# Plotly Workshop Tutorial
 
Welcome to CodeRATS's Plotly workshop! This consists of two parts:
- Part 1: Code-together
    - Part 1a: Basics of python and plotly.express
    - Part 1b: Advanced Plotly features with Plotly Graph Objects
- Part 2: Bring your own code 


# Part 1a: Basics of python and plotly

Plotly makes figures in 4 steps:
1. Making a "canvas" or "figure" to draw on
2. Adds in your data points
3. Customize your visual (colors, point symbols, axes names and titles, etc.)
4. Annotate the visual 

There are two versions of Plotly:
- Plotly Express: super easy to use
- Plotly Graph Objects (GO): more customizable

We will start off with using Plotly Express to make a scatter plot

In [1]:
# import packages
import pandas as pd
import plotly.express as px

In [2]:
# Step 1: load your data 
df = px.data.iris()  # reads in data as pandas dataframe (like a table)
display(df)

Unnamed: 0,sepal_length,sepal_width,petal_length,petal_width,species,species_id
0,5.1,3.5,1.4,0.2,setosa,1
1,4.9,3.0,1.4,0.2,setosa,1
2,4.7,3.2,1.3,0.2,setosa,1
3,4.6,3.1,1.5,0.2,setosa,1
4,5.0,3.6,1.4,0.2,setosa,1
...,...,...,...,...,...,...
145,6.7,3.0,5.2,2.3,virginica,3
146,6.3,2.5,5.0,1.9,virginica,3
147,6.5,3.0,5.2,2.0,virginica,3
148,6.2,3.4,5.4,2.3,virginica,3


Let's compare petal width (`petal_width`) to petal length (`petal_length`) in a scatter plot. Run the following code block, and notice that you made a scatter plot in two lines of code!

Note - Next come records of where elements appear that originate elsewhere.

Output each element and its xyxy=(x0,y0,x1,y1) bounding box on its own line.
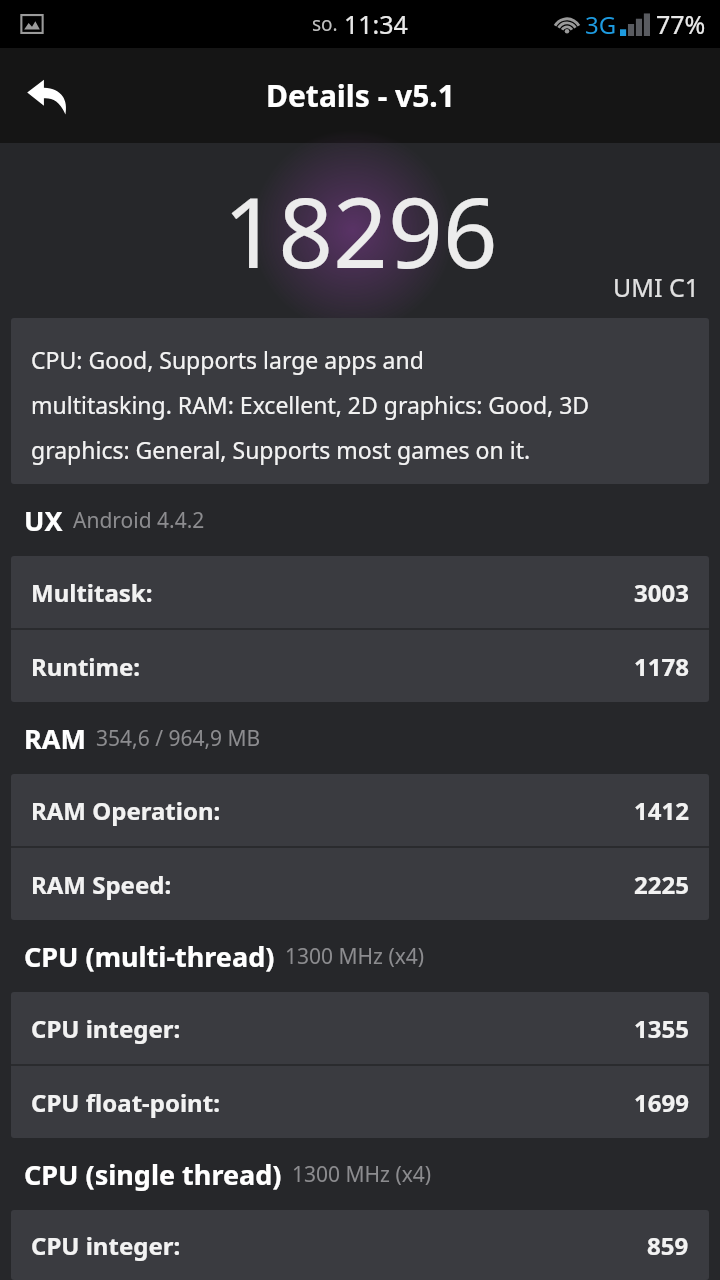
button[interactable]: CPU float-point: xyxy=(11,1066,709,1138)
button[interactable]: Back xyxy=(14,63,80,129)
staticText: CPU: Good, Supports large apps and xyxy=(31,344,424,375)
staticText: UMI C1 xyxy=(613,270,700,304)
button[interactable]: CPU integer: xyxy=(11,1210,709,1280)
button[interactable]: CPU integer: xyxy=(11,992,709,1064)
button[interactable]: RAM Speed: xyxy=(11,848,709,920)
button[interactable]: CPU: Good, Supports large apps and xyxy=(11,318,709,484)
staticText: 1178 xyxy=(634,650,689,683)
staticText: so. xyxy=(312,11,338,37)
staticText: 77% xyxy=(656,7,706,41)
staticText: RAM Speed: xyxy=(31,868,172,901)
staticText: 1300 MHz (x4) xyxy=(292,1160,432,1189)
staticText: Details - v5.1 xyxy=(266,75,455,116)
staticText: CPU (single thread) xyxy=(24,1156,282,1193)
staticText: CPU integer: xyxy=(31,1012,181,1045)
staticText: 354,6 / 964,9 MB xyxy=(96,724,261,753)
button[interactable]: Multitask: xyxy=(11,556,709,628)
staticText: Runtime: xyxy=(31,650,141,683)
staticText: multitasking. RAM: Excellent, 2D graphic… xyxy=(31,389,590,420)
other: Screenshot xyxy=(18,10,46,38)
staticText: CPU (multi-thread) xyxy=(24,938,275,975)
staticText: Multitask: xyxy=(31,576,153,609)
staticText: 3003 xyxy=(634,576,689,609)
staticText: graphics: General, Supports most games o… xyxy=(31,434,531,465)
staticText: UX xyxy=(24,502,63,539)
staticText: 1300 MHz (x4) xyxy=(285,942,425,971)
staticText: Android 4.4.2 xyxy=(73,506,205,535)
button[interactable]: RAM Operation: xyxy=(11,774,709,846)
staticText: RAM Operation: xyxy=(31,794,221,827)
staticText: 18296 xyxy=(223,165,498,296)
staticText: 2225 xyxy=(634,868,689,901)
staticText: CPU integer: xyxy=(31,1229,181,1262)
staticText: 3G xyxy=(585,8,617,41)
staticText: 859 xyxy=(647,1229,689,1262)
staticText: RAM xyxy=(24,720,86,757)
staticText: 1699 xyxy=(634,1086,689,1119)
staticText: 1355 xyxy=(634,1012,689,1045)
button[interactable]: Runtime: xyxy=(11,630,709,702)
staticText: 11:34 xyxy=(344,7,408,41)
staticText: CPU float-point: xyxy=(31,1086,220,1119)
staticText: 1412 xyxy=(634,794,689,827)
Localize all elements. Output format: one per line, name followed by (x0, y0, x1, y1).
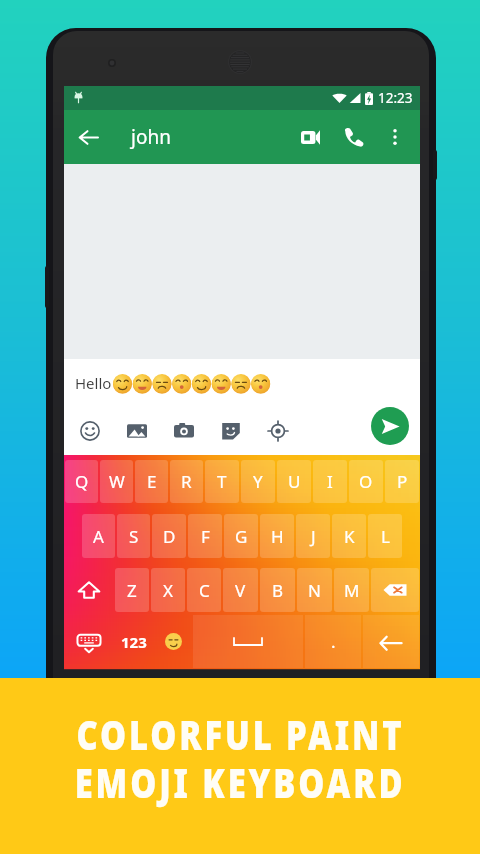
staticText: Q (75, 470, 89, 493)
button[interactable]: Switch keyboard (64, 615, 114, 668)
staticText: K (344, 525, 355, 548)
button[interactable]: X (151, 568, 185, 612)
button[interactable]: Enter (363, 615, 419, 668)
button[interactable]: L (368, 514, 402, 558)
button[interactable]: P (385, 460, 419, 503)
button[interactable]: . (305, 615, 361, 668)
button[interactable]: E (135, 460, 168, 503)
button[interactable]: K (332, 514, 366, 558)
staticText: E (147, 470, 157, 493)
staticText: G (235, 525, 248, 548)
button[interactable]: T (205, 460, 239, 503)
button[interactable]: Backspace (371, 568, 419, 612)
staticText: W (109, 470, 125, 493)
staticText: I (327, 470, 333, 493)
staticText: X (163, 579, 173, 602)
staticText: 12:23 (378, 89, 413, 107)
staticText: Y (253, 470, 263, 493)
button[interactable]: D (152, 514, 186, 558)
staticText: N (308, 579, 321, 602)
button[interactable]: Y (241, 460, 275, 503)
button[interactable]: Sticker (218, 418, 244, 444)
button[interactable]: O (349, 460, 383, 503)
button[interactable]: More options (376, 118, 414, 156)
button[interactable]: Space (193, 615, 303, 668)
staticText: P (397, 470, 408, 493)
staticText: S (129, 525, 139, 548)
button[interactable]: Camera (171, 418, 197, 444)
staticText: J (311, 525, 316, 548)
button[interactable]: V (223, 568, 258, 612)
button[interactable]: Back (64, 113, 112, 161)
staticText: O (359, 470, 373, 493)
button[interactable]: W (100, 460, 133, 503)
staticText: . (331, 630, 336, 653)
staticText: H (271, 525, 284, 548)
staticText: 123 (121, 632, 147, 652)
button[interactable]: M (334, 568, 369, 612)
staticText: L (381, 525, 390, 548)
button[interactable]: Video call (288, 115, 332, 159)
staticText: Hello (75, 373, 112, 393)
button[interactable]: Shift (64, 566, 114, 614)
staticText: T (217, 470, 227, 493)
button[interactable]: Call (332, 115, 376, 159)
staticText: U (288, 470, 301, 493)
button[interactable]: R (170, 460, 203, 503)
button[interactable]: B (260, 568, 295, 612)
button[interactable]: Q (65, 460, 98, 503)
button[interactable]: I (313, 460, 347, 503)
button[interactable]: Emoji (154, 615, 192, 668)
button[interactable]: Emoji (77, 418, 103, 444)
staticText: R (181, 470, 192, 493)
button[interactable]: Z (115, 568, 149, 612)
staticText: john (131, 124, 171, 150)
button[interactable]: Gallery (124, 418, 150, 444)
button[interactable]: Location (265, 418, 291, 444)
staticText: Z (127, 579, 137, 602)
button[interactable]: N (297, 568, 332, 612)
staticText: A (93, 525, 104, 548)
button[interactable]: S (117, 514, 150, 558)
staticText: D (163, 525, 176, 548)
button[interactable]: G (224, 514, 258, 558)
staticText: B (272, 579, 284, 602)
button[interactable]: Send (371, 407, 409, 445)
staticText: V (235, 579, 246, 602)
button[interactable]: J (296, 514, 330, 558)
staticText: COLORFUL PAINT (76, 706, 405, 762)
button[interactable]: C (187, 568, 221, 612)
staticText: EMOJI KEYBOARD (74, 754, 406, 810)
button[interactable]: A (82, 514, 115, 558)
staticText: M (344, 579, 360, 602)
staticText: F (201, 525, 210, 548)
button[interactable]: 123 (114, 615, 154, 668)
staticText: C (199, 579, 210, 602)
button[interactable]: H (260, 514, 294, 558)
button[interactable]: U (277, 460, 311, 503)
button[interactable]: F (188, 514, 222, 558)
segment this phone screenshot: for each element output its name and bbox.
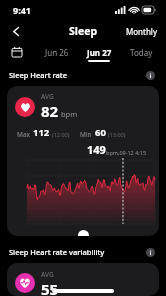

Try out different viewing methods:
- Hovering your mouse over the points to get the exact data used to plot it
- Selecting the 'zoom' option in top right menu (magnifying glass) and zoom in on a regions you want to view by clicking and dragging your mouse
- Selecting 'Pan' option in top right menu (coordiate axes), and move around the plot by clicking and dragging
- Reset view by clicking 'Autoscale' in the top right menu (next to the home figure)

In [6]:
# 1. Make the figure
fig = px.scatter(df,               # df: a pandas dataframe with the data you want to plot. Rows are "samples" and columns are "features" you want to plot, categorize, etc.
                 x="petal_width",  # x: name of column in df you want to use in the x-axis of the scatter plot
                 y="petal_length") # y: name of column in df you want to use in the y-axis of the scatter plot

# 2. Show the figure in the notebook
fig.show()

Say you want to color these points by `species`. It is as simple as including the `color=` parameter into `px.scater(...)`. plotly.express will automatically color the points according to the data under the `species` column in your dataframe, and include a legend.

Try:
- Clicking on one of the datapoints in the legend to remove that group of points from the plot. Click again to see it again
- Instead of `color`, use `symbol` to discriminate the points coming from different `species`. 
- Add `hover_data=["sepal_length", "sepal_width"]` into `px.scatter(...)` so when you hover over the points, you can also see the `sepal_length` and `sepal_width` values for that point.
- Add marginal plots to supplement your scatter plot by adding `marginal_y="violin"` and `marginal_x="box"` into `px.scatter(...)`. More documentation and options described at https://plotly.com/python/marginal-plots/
- Add a title and change the default axis names (find how to do it at https://plotly.com/python/figure-labels/)


In [9]:
# 1. Make the figure
fig = px.scatter(df,               
                 x="petal_width",  
                 y="petal_length",
                 # color=
                ) 

# 2. Show the figure in the notebook
fig.show()

Try some of the other plotly.express plots! View some of the basic options:
- https://www.geeksforgeeks.org/python-plotly-tutorial/
- https://plotly.com/python/plotly-express/

# Part 1b: Advanced Plotly features with Plotly Graph Objects

Plotly express is great for quickly making a plot for exploring your data. Sometimes, you need a cleaner figure, or you just want to plot something more complicated. Plotly Graph Objects allows you to work directly with plotly figure components so you can easily customize.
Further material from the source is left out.